Airline drops extra fees for large instruments


norman lebrecht

June 04, 2019

It appears that American Airlines has dropped its excess baggage charge for checked-in musical instruments.

You used to have to pay $150 for a tuba or a doublebass.

Now, it’s free.

(No guarantee, of course, that it will arrive in one piece.)


  • Mr.Knowitall says:

    Not so sure about the double bass being free. A bass in a hard flight case usually exceeds the weight that airlines are willing to accept at all. That’s in contrast to, say, a tuba or bass saxophone, which they would accept for an over-weight charge (now apparently free at American).

    • Susan Bradley says:

      I’ve handled both. A double bass in a modern flight case is much lighter than my orchestral tuba in a flight case, which is 31.9 kg.The bass is bulkier and more awkward, but not as heavy.

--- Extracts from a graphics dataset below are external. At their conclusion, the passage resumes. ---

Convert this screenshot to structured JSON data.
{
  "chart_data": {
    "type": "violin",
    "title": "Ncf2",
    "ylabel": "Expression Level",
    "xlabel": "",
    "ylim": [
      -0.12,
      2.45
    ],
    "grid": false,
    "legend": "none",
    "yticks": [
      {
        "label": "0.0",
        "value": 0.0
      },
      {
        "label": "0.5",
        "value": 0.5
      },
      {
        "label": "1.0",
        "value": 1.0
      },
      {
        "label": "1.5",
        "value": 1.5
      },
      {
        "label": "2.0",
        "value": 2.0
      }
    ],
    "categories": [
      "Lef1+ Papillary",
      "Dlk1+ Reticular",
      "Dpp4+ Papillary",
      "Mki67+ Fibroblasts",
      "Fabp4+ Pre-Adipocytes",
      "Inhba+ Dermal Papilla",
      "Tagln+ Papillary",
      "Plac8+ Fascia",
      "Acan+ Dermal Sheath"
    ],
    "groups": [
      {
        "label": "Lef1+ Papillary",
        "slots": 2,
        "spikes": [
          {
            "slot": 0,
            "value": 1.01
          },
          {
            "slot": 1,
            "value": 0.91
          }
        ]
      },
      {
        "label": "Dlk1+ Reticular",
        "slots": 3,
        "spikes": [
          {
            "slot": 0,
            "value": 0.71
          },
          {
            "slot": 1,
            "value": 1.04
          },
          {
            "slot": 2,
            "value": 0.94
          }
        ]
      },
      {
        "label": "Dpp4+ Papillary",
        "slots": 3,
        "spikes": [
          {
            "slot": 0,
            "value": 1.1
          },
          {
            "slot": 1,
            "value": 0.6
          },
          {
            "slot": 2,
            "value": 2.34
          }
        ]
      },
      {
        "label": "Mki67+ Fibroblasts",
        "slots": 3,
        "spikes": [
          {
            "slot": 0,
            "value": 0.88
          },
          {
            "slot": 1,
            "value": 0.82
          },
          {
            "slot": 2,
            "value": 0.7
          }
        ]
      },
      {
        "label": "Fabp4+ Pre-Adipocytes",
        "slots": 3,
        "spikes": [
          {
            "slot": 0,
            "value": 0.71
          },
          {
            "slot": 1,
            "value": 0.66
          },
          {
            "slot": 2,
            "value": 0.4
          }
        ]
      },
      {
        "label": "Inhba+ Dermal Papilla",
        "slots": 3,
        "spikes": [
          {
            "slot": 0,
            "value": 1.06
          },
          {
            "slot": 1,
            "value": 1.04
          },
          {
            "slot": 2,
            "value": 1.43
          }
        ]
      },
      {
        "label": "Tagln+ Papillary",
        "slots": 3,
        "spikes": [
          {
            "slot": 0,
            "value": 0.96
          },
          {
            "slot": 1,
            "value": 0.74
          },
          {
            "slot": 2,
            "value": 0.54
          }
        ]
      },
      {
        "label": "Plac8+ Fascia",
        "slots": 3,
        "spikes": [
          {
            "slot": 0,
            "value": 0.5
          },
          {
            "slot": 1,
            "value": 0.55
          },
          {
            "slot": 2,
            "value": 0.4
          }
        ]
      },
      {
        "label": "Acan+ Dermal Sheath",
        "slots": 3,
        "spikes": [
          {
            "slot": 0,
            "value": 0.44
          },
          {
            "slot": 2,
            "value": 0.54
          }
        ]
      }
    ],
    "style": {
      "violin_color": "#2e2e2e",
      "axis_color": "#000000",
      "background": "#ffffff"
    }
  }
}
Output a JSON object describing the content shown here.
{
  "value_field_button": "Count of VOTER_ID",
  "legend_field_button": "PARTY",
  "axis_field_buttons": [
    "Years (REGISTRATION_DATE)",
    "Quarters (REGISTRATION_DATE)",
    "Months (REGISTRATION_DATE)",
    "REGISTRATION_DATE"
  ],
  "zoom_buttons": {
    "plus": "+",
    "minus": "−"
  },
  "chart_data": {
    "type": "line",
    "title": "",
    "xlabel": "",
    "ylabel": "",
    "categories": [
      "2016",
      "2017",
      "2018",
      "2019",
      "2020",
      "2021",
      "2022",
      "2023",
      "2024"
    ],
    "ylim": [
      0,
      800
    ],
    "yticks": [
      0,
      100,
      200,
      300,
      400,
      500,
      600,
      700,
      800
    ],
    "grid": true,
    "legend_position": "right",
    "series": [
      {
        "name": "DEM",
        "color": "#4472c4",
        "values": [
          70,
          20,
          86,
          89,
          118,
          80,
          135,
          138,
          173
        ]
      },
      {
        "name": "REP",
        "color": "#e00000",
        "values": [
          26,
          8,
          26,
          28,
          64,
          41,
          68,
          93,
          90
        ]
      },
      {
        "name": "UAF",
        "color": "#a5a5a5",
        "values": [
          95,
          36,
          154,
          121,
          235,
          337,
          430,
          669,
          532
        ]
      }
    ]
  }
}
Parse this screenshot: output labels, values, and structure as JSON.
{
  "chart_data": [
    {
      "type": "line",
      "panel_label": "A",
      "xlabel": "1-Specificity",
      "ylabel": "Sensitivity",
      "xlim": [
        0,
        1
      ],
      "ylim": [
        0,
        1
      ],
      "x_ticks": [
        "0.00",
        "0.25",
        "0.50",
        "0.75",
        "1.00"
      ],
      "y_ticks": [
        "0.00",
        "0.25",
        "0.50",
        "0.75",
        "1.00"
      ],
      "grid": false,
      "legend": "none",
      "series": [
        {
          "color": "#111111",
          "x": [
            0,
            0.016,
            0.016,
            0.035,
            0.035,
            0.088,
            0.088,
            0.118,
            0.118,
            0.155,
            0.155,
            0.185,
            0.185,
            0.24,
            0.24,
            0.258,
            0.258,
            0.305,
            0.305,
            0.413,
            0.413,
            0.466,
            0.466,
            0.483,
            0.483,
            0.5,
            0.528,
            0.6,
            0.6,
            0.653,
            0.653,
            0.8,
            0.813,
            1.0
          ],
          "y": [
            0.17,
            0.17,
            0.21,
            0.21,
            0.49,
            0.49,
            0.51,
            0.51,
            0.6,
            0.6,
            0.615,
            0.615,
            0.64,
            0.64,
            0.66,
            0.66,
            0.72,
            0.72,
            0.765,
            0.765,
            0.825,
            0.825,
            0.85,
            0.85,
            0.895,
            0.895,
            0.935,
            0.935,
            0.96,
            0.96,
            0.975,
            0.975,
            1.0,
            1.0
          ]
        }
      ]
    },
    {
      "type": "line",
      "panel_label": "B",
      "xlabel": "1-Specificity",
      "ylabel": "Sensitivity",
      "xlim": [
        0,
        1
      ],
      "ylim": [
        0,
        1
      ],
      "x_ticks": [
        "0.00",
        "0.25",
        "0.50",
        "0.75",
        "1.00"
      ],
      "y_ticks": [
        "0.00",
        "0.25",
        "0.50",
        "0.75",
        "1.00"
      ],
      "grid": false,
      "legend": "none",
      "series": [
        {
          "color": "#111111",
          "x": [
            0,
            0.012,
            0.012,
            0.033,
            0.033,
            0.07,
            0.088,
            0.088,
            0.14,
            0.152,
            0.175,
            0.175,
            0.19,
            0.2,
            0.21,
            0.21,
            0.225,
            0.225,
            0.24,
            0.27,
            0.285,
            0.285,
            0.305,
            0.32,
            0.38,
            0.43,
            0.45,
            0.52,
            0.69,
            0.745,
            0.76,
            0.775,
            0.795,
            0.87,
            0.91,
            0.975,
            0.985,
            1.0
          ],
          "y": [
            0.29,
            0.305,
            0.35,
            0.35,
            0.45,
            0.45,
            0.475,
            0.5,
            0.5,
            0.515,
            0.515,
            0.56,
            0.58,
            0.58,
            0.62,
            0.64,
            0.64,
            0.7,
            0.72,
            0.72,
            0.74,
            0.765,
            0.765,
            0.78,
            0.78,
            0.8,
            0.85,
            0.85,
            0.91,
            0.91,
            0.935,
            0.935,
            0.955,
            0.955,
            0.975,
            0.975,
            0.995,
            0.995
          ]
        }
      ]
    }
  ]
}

      • Mr.Knowitall says:

        It’s true that bass cases are getting lighter. The older David Gage (the best known bass-case supplier) cases are 31 kilos empty. A bass weighs about 10 kilos. The total of 41 kilos is over most airlines’ limit. His newer case is 27 kilos, with bass 37 kilos, still overweight. He also makes a “feather weight” case at 22 kilos, for a 32 kilo total. That might be accepted.

  • Robert von Bahr says:

    Isn’t it just a tad hard on AA, which company now finally is doing something good for musicians, that last sentence? Why take away from the good they’re doing with a sneer like that? There is no guarantee with any airline that things don’t get damaged, paid passage or not, so why single out AA here?

  • Nathaniel Rosen says:

    A double flight case (like a Matryoshka Russian doll) is the way I check my cello into the baggage compartment and there is never a problem. The whole thing weighs 12 kilograms and I am so happy to walk through security unencumbered. (I travel with a modern instrument.)